TL; DR: NVIDIA begin to roll out their packaging of key deep learning toolkits and an easy abstraction for working in AWS. Life has just got easier for people working on deep learning on AWS.
At GTC last May NVIDIA announced their GPU Cloud (NGC) and at its core was their deep learning stack – a curated set of software, distributed as containers, that they planned to make available to end users of GPUs on various cloud providers. The first of these cloud offerings came out this week in conjunction with the announcements of NVIDIA Tesla V100 GPUs availability on AWS.
Packaging exercises are very important, and as we noted at the time of the original NGC announcement:
This is a critically important strategic move for NVIDIA. It is a cliché to say software is eating the world, but it is a cliché for a reason. The risk for vendors primarily associated with providing hardware is how easily they can be dropped from any strategic conversations. By packaging up the various components and becoming an essential building block of both the software and hardware toolchains NVIDIA ensure their place in the conversation going forward. As we like to say at RedMonk in any software revolution the best packager almost always wins.
Deep Learning Framework Popularity
We have looked at the popularity of various frameworks in the past. When it comes to deep learning frameworks, NVIDIA have explicitly chosen a combination of the most widely used (e.g. TensorFlow, MXNet), alongside the ones they are directly involved with (Theano, DIGITS).
While we now see TensorFlow as the general entry point for most people getting started with deep learning, we still see a variety of solutions being used. This makes sense, the various frameworks have different strengths and weaknesses, and with an advanced user base moving between them is not overly difficult. TensorFlow is displacing Theano, but given its heritage this also makes sense.
All that said TensorFlow has a massive amount of momentum behind it, and its current pace of adoption shows no signs of slowing down.

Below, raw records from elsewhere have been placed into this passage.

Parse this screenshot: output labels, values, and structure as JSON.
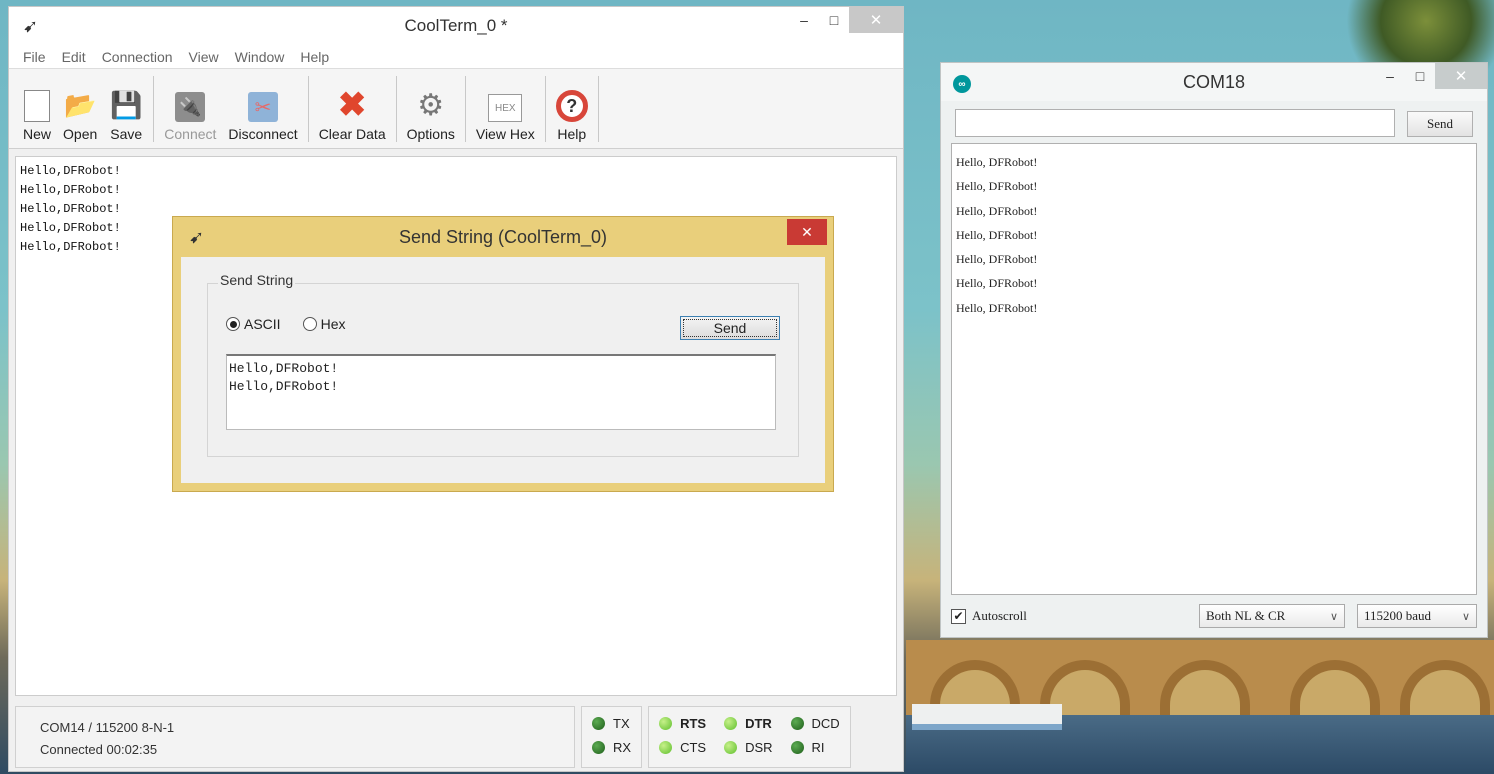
{
  "coolterm": {
    "title": "CoolTerm_0 *",
    "window_controls": {
      "minimize": "–",
      "maximize": "□",
      "close": "✕"
    },
    "menu": [
      "File",
      "Edit",
      "Connection",
      "View",
      "Window",
      "Help"
    ],
    "toolbar": {
      "new": "New",
      "open": "Open",
      "save": "Save",
      "connect": "Connect",
      "disconnect": "Disconnect",
      "clear_data": "Clear Data",
      "options": "Options",
      "view_hex": "View Hex",
      "help": "Help",
      "hex_icon_text": "HEX"
    },
    "terminal_lines": [
      "Hello,DFRobot!",
      "Hello,DFRobot!",
      "Hello,DFRobot!",
      "Hello,DFRobot!",
      "Hello,DFRobot!"
    ],
    "status": {
      "port": "COM14 / 115200 8-N-1",
      "connection": "Connected 00:02:35"
    },
    "leds": {
      "tx": "TX",
      "rx": "RX",
      "rts": "RTS",
      "cts": "CTS",
      "dtr": "DTR",
      "dsr": "DSR",
      "dcd": "DCD",
      "ri": "RI"
    }
  },
  "send_dialog": {
    "title": "Send String (CoolTerm_0)",
    "close": "✕",
    "group_label": "Send String",
    "radio_ascii": "ASCII",
    "radio_hex": "Hex",
    "selected": "ASCII",
    "send_button": "Send",
    "text": "Hello,DFRobot!\nHello,DFRobot!"
  },
  "com18": {
    "title": "COM18",
    "icon_text": "∞",
    "window_controls": {
      "minimize": "–",
      "maximize": "□",
      "close": "✕"
    },
    "input_value": "",
    "send_button": "Send",
    "output_lines": [
      "Hello, DFRobot!",
      "Hello, DFRobot!",
      "Hello, DFRobot!",
      "Hello, DFRobot!",
      "Hello, DFRobot!",
      "Hello, DFRobot!",
      "Hello, DFRobot!"
    ],
    "autoscroll_label": "Autoscroll",
    "autoscroll_checked": true,
    "line_ending": "Both NL & CR",
    "baud": "115200 baud"
  }
}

NVIDIA were clear in their initial announcement that they wanted to support all the major cloud providers. For now, Amazon have an edge with the launch of their new p3 instances, with support for the Tesla V100 GPU. Given the foothold NVIDIA currently have across the cloud providers, providing GPUs to Amazon, Microsoft, Google, Alibaba, IBM and more, we anticipate relatively quick rollouts across the other providers, with NVIDIA providing optimised runtimes.
Now this wide spread availability of both GPUs and an optimised stack raises some interesting questions – could we see workloads being split across different providers if a general level of abstraction exists? It is very early days for such functionality, but as we see people working towards cross cloud portability for certain workloads types with technologies such as Kubernetes, could we see the same for deep learning workloads? Data gravity notwithstanding.
As for the raw hardware? In terms of general availability NVIDIA have a significant lead in the market. However, we are watching with interest the ongoing developments at Intel under the Nervana brand, particularly their pre-announced NNP chip and the associated developer program. Like NVIDIA, Intel are focusing their efforts on optimisations for several of the leading frameworks such as TensorFlow and Caffe. Early days, but we do anticipate rapid progress from Intel once they ramp up their own program with the cloud providers.
Packaging will ultimately drive adoption however.
Disclaimer: NVidia, Amazon, Microsoft, IBM and Google are all current RedMonk clients.